In 1908, No 93 was Messrs Hoot and Co, agents for imported motor-cycles and tri-cars, while No 95 was the premises of a Japanese shop, "Hinode Photographer Enlarger, Bromide & Platinic Type". "Hinode" means sunlight in Japanese and as shown in the photograph, the latter's shopfront featured a logo of the rising sun.
By 1911, a new Japanese photography business opened as Mikasa Photo Studio and occupied these same premises at No. 93–95 Belfield Street. A Japanese spy, Masaji Fukabori alias Masaji Hosaka, once worked here. Another Japanese photographer, James Suzuki had his own studio in Kuala Kangsar called "Nature Art Studio". There is evidence that Suzuki had already been in Kuala Kangsar since the early 1930s (a full decade before the invasion), and that a Major Fujiwara of the Japanese Military Intelligence had been assisted by Suzuki, the photographer from Kuala Kangsar. He was therefore one of the many interpreters for the Japanese Military Intelligence who s could collectively speak Malay, English and Mandarin and sent information about Malaya back to Japan in preparation or the invasion of 1941. There is no doubt that Masaji was one of the same group.

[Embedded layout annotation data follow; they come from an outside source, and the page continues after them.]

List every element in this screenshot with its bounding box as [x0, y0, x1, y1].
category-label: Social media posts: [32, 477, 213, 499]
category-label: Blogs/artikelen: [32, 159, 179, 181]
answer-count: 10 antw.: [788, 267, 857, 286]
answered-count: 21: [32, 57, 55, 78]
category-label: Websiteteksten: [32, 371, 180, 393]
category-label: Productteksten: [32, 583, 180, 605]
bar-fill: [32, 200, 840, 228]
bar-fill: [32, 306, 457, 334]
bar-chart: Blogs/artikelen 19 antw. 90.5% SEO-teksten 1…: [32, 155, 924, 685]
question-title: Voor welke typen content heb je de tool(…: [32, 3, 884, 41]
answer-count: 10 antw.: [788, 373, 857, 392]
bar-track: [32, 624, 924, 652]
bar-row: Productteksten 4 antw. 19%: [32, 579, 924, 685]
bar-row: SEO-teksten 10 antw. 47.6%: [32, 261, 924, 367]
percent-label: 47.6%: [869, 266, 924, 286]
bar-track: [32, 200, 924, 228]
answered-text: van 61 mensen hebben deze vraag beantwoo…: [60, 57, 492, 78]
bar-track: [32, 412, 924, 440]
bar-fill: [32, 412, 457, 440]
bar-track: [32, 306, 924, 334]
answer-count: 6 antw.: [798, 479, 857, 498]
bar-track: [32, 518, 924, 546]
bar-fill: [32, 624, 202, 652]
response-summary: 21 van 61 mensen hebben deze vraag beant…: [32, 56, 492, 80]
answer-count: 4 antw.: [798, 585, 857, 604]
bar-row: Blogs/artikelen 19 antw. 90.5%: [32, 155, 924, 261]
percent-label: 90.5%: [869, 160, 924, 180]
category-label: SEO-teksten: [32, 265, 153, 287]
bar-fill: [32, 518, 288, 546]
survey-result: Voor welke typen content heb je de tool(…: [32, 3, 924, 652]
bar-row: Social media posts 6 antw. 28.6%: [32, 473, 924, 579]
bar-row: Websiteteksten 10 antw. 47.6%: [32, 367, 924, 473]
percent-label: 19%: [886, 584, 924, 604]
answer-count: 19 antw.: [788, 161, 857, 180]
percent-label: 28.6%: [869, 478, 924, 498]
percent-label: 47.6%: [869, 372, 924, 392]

After the war, No 93 was taken over by Taik Ho and Guan Ho, established in Taiping in 1889. The business was owned by Toh Eng Ho CBE (1899-62), a prominent Taiping industrialist, Perak State Councillor and Federal Legislative Councillor (1948-55).
Above adapted from 1999 Janus Print & Resources - Published by the Perak State Government
Editor's Note. By the 1950's No 93 had become the Perak Book Store.